Tout le concert s’est articulé autour d’un équilibre entre morceaux électro/new-wave et chansons plus douces, intimistes parfois – peut-être pas assez nombreuses pour un fan du minimalisme plus organique de la première heure.
À quelques nuances près (longueur, etc.) les chansons restent globalement assez proches du son produit sur les disques, mais sont puissamment incarnées et mises en scène dans une scénographie dont la fonction rituelle semble limpide.
En effet, toute cérémonie a besoin d’un lieu : la scénographie prend ici cette fonction. Monument, mais ordinaire, à la fois haut, majestueux, clos et fragile le décor en tissu prend l’allure d’une cathédrale, d’un temple ou d’un théâtre ; qu’importe. Et l’évolution du comportement de Rebeka Warrior va de pair avec une évolution de la lumière. Au début tout est aplat de couleurs, saturations de bleus, de rouges : la lumière emplit l’espace.
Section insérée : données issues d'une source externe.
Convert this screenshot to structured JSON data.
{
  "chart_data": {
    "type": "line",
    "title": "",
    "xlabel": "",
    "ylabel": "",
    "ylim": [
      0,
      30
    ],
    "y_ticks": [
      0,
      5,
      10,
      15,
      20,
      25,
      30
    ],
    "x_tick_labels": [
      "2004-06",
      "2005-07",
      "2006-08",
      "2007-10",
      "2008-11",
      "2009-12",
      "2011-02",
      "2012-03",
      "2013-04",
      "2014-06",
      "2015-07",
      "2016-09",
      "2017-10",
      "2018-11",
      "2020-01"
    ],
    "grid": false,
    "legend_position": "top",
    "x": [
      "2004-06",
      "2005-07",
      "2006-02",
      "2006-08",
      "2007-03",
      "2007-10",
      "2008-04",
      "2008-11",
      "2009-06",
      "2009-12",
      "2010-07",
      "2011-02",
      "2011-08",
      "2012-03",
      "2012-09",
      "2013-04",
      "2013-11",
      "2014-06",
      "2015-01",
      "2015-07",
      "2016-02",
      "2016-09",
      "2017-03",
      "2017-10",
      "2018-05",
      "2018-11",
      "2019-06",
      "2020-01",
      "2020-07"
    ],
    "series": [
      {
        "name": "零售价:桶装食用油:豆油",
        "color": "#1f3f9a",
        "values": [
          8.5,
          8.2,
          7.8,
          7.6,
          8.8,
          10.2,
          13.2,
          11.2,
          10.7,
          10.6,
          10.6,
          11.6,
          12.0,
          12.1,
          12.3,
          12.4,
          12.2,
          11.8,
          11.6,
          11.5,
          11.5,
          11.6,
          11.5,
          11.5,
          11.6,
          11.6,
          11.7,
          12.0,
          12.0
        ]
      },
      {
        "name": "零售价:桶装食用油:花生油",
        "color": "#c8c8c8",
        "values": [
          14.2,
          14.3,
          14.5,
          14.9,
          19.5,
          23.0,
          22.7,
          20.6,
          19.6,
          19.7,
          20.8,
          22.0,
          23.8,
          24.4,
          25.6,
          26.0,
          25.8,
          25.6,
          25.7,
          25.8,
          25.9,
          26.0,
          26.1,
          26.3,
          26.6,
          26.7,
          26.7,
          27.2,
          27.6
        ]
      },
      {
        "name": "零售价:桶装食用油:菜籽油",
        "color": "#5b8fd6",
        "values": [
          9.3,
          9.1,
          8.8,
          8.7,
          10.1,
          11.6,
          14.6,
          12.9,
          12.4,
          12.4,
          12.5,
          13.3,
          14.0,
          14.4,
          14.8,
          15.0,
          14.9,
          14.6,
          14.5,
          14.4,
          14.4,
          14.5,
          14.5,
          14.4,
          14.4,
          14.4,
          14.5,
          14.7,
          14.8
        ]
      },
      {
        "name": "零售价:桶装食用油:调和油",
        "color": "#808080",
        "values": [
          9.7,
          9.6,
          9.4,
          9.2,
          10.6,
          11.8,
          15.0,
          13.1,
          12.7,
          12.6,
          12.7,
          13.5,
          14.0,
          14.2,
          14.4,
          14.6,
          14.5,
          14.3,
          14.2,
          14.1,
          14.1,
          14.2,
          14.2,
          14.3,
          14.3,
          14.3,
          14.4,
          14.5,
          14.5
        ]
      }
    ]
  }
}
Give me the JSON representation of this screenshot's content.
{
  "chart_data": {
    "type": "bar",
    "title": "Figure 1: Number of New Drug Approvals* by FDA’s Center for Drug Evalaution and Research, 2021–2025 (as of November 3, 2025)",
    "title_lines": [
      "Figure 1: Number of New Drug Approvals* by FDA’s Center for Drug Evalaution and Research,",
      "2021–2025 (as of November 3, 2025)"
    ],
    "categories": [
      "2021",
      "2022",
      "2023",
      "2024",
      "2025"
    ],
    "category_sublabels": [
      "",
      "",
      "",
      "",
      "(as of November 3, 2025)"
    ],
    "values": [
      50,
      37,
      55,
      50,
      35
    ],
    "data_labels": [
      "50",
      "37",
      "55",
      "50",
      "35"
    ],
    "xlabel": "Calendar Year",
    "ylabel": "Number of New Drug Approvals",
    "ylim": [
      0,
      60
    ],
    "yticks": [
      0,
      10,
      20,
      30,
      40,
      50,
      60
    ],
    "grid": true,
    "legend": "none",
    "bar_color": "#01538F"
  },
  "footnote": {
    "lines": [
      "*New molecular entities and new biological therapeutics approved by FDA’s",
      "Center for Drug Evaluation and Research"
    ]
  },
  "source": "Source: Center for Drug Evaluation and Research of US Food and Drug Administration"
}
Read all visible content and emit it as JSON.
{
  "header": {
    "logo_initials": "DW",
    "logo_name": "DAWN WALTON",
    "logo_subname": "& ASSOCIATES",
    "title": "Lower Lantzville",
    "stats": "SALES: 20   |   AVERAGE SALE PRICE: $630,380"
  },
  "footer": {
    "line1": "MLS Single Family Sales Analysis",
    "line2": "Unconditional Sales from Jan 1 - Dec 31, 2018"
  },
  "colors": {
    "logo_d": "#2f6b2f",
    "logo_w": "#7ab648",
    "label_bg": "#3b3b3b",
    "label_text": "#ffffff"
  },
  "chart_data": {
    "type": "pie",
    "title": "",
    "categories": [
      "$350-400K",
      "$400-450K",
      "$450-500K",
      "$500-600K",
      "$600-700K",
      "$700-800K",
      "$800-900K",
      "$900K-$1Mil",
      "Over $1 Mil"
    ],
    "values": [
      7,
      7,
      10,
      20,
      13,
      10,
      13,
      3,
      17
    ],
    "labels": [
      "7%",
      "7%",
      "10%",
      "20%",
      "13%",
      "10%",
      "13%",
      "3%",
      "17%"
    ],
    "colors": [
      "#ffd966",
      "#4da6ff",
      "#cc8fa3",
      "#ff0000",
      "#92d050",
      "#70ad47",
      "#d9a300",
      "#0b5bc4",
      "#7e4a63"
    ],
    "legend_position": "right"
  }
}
Puis elle devient plus rythmée et enfin plus dépouillée au moment des rappels, quelques éclairages de salles aussi : tout cela afin de pouvoir échanger, de voir et de profiter de son public : sorte de clôture d’une cérémonie par laquelle on va mieux, un peu… C’est fort, très fort ! Et ce d’autant plus qu’on peut très bien ne pas le voir et que cela n’enlève rien au côté festif et dansant du concert.
Je pose ici l’hypothèse que cette scénographie, tout comme l’attitude sur scène et son évolution, revêtent une dimension de rituel : de date en date, le faire le refaire, encore et encore, sorte de purgation païenne et festive. Mieux : de purgation par la fête ; c’est plus qu’un spectacle. Et le public est bien là : « on aime quand vous criez entre les morceaux ». Tout cela fonctionne bien : le public est embarqué et danse lorsque cela s’y prête et écoute attentivement lorsque le morceau nous y invite. Très peu passent à côté.
Mais le deuxième rappel par le public insatiable est bruyant ! Et « la berceuse » Petite Italie a besoin de silence : « calmez-vous les enfants ! ». En effet le silence est nécessaire, car le rite touche à sa fin : la vie et la joie pointent, chantées à deux voix : « Ne vois-tu pas le soleil tendre ses rayons d’or vers notre abri ? //N’entends – tu pas le vent répandre ses caresses et ses mélodies ? //Ne sens-tu pas ce parfum d’ambre//d’immortelles et de petite Italie ? ».
Un moment très beau a vu le public si enthousiaste et présent qu’en plein morceau Rebeka Warrior en a perdu son texte, son chant et que sa complice Carla Pallone a continué, seule, à chanter. Le rite est fini et « dans notre corps comme un tambour résonnent le sang et la vie », « il est si doux d’être au présent (..) », « au loin les souvenirs. »
Le concert se termine après une heure dix, durée raisonnable sans être vraiment long non plus. Personne ne semble vraiment décidé à quitter la salle ni les lieux. Tout le monde semble joyeux, tout le monde parle avec tout le monde : il y a une ferveur palpable dans l’air, et c’est beau.
Les souvenirs de ce concert, eux, nous ne voulons pas les envoyer au loin.
*Compte rendu de concert réalisé avec les retours et l’œil de Fabien Dupouy.